The protest emerged after a broadcaster was sentenced to a five-year jail term earlier this week. While converging at the National Union of Journalists headquarters in Tunis, the journalists kept chanting, “We are journalists, not terrorists” and “Freedom for the Tunisian press.”
The rally follows a court’s use of anti-terrorism laws on Tuesday to increase to five years a jail term handed to Khalima Guesmi, a journalist at Mosaique FM radio station, after he appealed a one-year sentence delivered in November.
In a statement by his lawyer, he said, Guesmi was found guilty of having intentionally disclosed “information relating to operations of interception, infiltration, audiovisual surveillance or data collection.”
“There is a frank and clear (political) orientation towards lockdown and repression, which targets disobedient media,” said Mahdi Jlassi, president of the journalists’ union.

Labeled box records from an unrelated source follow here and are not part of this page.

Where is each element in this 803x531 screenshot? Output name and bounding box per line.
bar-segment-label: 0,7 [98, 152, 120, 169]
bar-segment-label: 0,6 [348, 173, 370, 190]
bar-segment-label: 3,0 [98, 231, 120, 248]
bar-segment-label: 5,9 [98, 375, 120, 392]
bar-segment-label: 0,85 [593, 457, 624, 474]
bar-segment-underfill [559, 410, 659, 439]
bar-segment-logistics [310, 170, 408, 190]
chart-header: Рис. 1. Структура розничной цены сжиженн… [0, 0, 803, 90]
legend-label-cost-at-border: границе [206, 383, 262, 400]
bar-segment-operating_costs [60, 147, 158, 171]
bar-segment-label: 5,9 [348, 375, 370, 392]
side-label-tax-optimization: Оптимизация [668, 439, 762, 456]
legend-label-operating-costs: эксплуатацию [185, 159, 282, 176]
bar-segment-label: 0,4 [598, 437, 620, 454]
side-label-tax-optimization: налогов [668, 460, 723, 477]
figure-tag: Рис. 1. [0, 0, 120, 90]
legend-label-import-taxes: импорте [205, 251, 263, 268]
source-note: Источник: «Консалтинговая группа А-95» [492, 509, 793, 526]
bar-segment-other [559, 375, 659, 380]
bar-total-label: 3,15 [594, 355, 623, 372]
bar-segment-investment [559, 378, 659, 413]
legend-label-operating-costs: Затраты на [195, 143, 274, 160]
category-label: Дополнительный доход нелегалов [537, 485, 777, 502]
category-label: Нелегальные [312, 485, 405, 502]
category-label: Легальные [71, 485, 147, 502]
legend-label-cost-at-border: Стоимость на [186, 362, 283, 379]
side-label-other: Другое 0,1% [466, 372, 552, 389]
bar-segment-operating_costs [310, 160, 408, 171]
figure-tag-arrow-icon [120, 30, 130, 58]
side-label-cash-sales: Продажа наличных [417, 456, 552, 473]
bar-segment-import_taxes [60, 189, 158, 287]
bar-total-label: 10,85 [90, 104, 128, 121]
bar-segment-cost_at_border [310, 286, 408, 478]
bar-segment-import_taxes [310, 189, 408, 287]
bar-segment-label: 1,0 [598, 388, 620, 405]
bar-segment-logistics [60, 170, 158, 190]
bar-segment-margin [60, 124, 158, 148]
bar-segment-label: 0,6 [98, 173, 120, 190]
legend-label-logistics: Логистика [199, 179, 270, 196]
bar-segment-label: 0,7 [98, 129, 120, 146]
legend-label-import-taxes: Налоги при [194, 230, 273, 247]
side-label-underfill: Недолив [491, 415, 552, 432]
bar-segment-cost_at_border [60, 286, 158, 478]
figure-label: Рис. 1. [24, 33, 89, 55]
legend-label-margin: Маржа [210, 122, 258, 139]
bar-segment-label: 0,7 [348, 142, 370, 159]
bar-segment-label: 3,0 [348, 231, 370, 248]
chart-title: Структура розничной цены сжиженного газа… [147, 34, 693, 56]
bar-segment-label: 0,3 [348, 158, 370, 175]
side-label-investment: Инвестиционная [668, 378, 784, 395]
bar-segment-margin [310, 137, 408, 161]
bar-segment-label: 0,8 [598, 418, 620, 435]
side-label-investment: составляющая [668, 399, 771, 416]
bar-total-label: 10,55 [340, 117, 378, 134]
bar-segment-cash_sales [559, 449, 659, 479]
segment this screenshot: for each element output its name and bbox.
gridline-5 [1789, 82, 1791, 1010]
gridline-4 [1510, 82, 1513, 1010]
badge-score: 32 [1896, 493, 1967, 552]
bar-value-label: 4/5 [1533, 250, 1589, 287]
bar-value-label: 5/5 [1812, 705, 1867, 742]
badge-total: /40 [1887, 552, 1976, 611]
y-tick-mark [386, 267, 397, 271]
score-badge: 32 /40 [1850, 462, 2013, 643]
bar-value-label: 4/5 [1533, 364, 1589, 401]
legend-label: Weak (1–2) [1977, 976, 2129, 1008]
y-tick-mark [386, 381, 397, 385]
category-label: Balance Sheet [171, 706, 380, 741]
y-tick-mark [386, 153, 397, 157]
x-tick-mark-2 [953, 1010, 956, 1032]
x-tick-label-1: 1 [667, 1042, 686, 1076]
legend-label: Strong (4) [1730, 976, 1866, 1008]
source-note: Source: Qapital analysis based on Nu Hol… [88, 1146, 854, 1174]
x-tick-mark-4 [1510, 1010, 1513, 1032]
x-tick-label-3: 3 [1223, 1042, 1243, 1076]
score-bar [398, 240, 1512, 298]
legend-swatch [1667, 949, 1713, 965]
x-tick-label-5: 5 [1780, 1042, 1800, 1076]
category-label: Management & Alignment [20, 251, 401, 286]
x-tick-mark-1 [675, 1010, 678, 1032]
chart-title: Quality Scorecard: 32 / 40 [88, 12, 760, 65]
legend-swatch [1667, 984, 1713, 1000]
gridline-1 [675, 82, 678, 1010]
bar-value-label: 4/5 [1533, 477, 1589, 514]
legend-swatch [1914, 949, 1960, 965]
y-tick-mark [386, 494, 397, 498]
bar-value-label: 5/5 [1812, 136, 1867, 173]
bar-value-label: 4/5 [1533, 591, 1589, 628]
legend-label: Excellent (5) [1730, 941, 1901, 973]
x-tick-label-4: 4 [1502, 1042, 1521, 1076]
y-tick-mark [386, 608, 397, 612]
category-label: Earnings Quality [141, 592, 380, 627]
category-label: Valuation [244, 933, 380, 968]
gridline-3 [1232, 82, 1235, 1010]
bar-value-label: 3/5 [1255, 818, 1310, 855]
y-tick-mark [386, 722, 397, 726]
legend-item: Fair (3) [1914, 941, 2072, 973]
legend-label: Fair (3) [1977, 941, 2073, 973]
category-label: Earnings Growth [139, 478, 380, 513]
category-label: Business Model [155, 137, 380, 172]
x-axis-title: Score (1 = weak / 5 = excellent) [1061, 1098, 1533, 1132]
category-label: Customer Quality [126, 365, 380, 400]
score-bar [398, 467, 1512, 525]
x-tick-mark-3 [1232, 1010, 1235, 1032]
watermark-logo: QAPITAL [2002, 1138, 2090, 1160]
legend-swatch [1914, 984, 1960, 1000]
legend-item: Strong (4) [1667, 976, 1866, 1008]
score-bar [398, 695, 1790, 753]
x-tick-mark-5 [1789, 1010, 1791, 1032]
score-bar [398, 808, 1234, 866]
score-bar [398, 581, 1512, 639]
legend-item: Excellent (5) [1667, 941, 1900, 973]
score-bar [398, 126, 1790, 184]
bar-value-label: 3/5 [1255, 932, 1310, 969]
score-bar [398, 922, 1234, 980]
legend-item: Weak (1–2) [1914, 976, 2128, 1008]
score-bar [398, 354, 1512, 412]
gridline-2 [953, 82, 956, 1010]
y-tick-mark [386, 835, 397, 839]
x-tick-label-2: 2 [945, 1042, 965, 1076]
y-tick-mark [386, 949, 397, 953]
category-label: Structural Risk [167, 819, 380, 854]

He cautioned against the witch-hunt of media practitioners, saying “We are once again raising the alarm against the rollback of freedoms in this country and the legal proceedings targeting journalists, lawyers and trade unionists, and other people for comments, articles, or even a song.”
On Monday, two Tunisian students were reportedly detained after posting a satirical song on social media that criticised police and laws against drug use.
Jlassi added that around 20 journalists are currently being prosecuted for their work.
Several local and international rights groups and trade unions on Tuesday warned “against the seriousness of the repressive direction of the current authorities” and called on activists and civil society “to mobilise to defend freedoms and human rights”.
Since President Kais Saied launched a power grab on July 25, 2021, these groups have criticised the decline in civic freedoms in Tunisia.